Kiedy młoda zawodowa sportsmenka dowiedziała się, że zaplanowane zawody zostaną odwołane, szybko zaplanowała własne zawody. Strzał startowy do niezwykłego wyścigu solo miał miejsce w piątek 15 kwietnia. 1.300-latka przejechała ponad 26 okrążeń na 100-metrowej trasie, którą wyznaczyła sobie w ogrodzie swoich rodziców.
Jednak Molly Weaver nie ukończyła dwunastogodzinnej przejażdżki przez żywopłoty i klomby róż tylko z nudów, ale w szczytnym celu.

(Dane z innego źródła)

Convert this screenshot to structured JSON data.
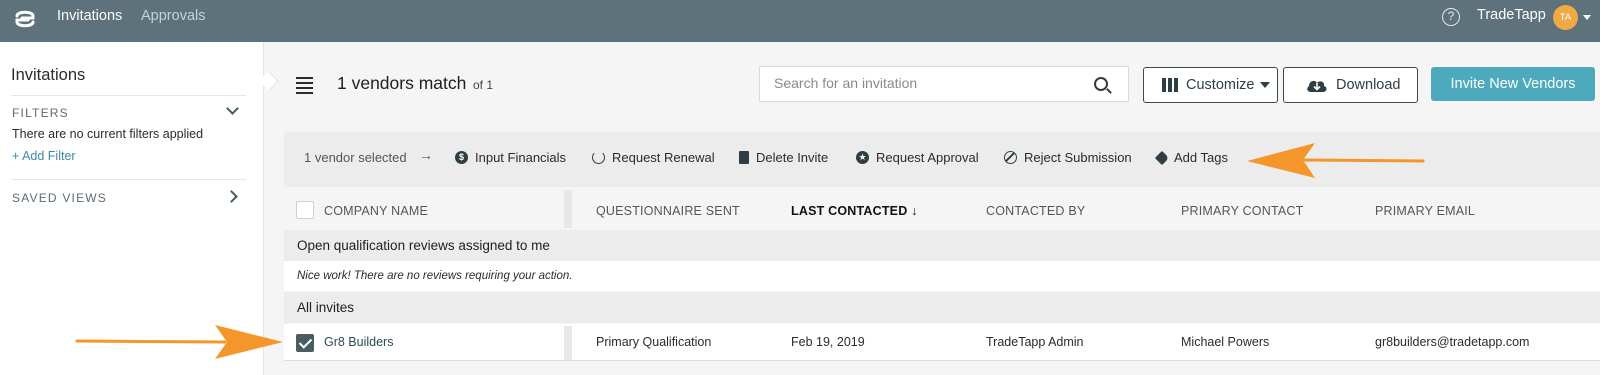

Weaver przekazał wszystkie fundusze zebrane podczas imprezy na rzecz Women's Aid Federation of England, która pomaga ofiarom przemocy domowej.
https://twitter.com/mollyweaver94/status/1251846323151736833
Jazda na rowerze w ogrodzie zbiera 12.500 XNUMX funtów na cele charytatywne
Najważniejsze były dość zmęczone nogi, przyzwoity obracający się robak, matka najprawdopodobniej opłakująca piękny ogród i łączna darowizna w wysokości 12.500 625 funtów od XNUMX darczyńców do tej pory.
„Jestem tak szczęśliwy, że już nigdy nie będę musiał tego robić. I myślę, że moi rodzice by się zgodzili. Nie mógłbym tego zrobić bez ich pomocy i bez poświęcenia ogrodu dla większego dobra. Mam szczęście, że je mam” – powiedział Weaver.